A language that would provide this kind of automatic thread handling would, at least to me, be a lot more fun to do multithreading with then the way I have to do it now. Has anybody seen a programming language, or a module/hack for one of the mainstream languages, that provides this kind of multi-threading model?

+3  A: 

I don't think it matches your description exactly, but Erlang provides one of the easiest concurrency models I've seen. It uses a share-nothing approach, which may or may not sound appealing to you, but I found it really interesting. It's also really easy to create distributed systems with it, if you ever have the need. Check out "Getting Started with Erlang", it's a great tutorial that covers almost all parts of the language.

musicfreak
Yes, read the docs. Play with Erlang. It's designed around creating easy-to-use, lightweight, processes with a small memory footprint. http://erlang.org/doc/reference_manual/processes.html
marcc
A: 

Wanted to mention. LabVIEW really makes starting with multi threading a breeze. I just found some article on the Internet which actually explains this in a better way:

If you have programmed in a traditional, textual language before, the data-flow paradigm of Labview can be somewhat hard to embrace. The data-flow paradigm stipulates that it does not matter where on the 2D surface of the block diagram a particular component is placed in relation to other components, but what other components it is wired to. A particular component-node does not execute until all its inputs are available; it executes, however, as soon as all its inputs are available, regardless of what else might be executing at the same time, that is - in parallel with potentially many other things.
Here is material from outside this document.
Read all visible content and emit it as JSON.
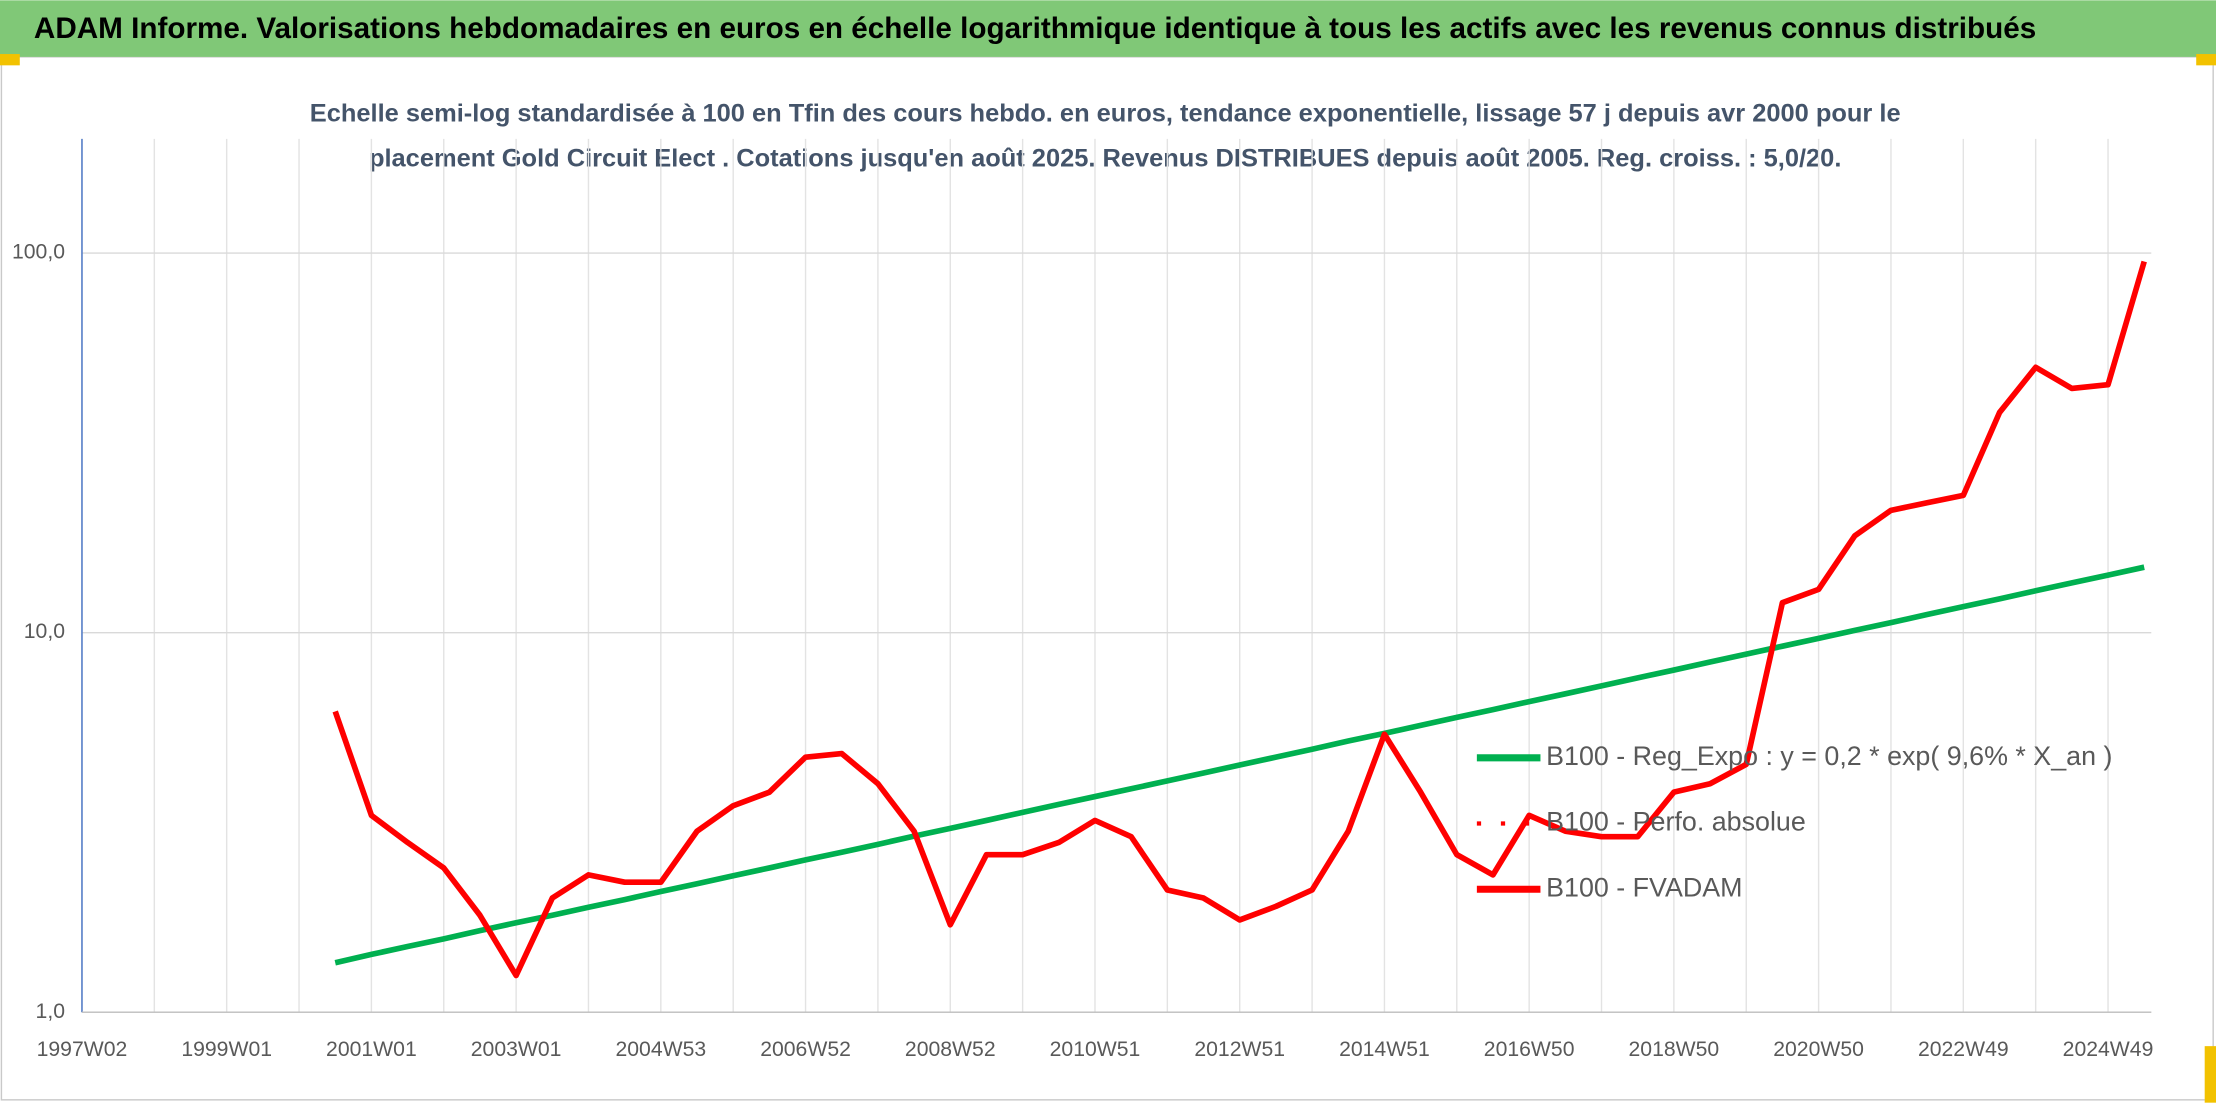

You need extensive experience with multi-threading programming in a traditional language, however, to truly appreciate how easy it is to achieve multi-threading with LabVIEW and how naturally the parallelism arises - whether intentionally, or not. While LabVIEW does not magically dissolve all the challenges related to parallel processing, it certainly makes it considerably simpler to get started with it. In fact, in contrast with the traditionally sequential textual programming languages, its is the sequential execution that comes at a price in LabVIEW - parallelism is almost free.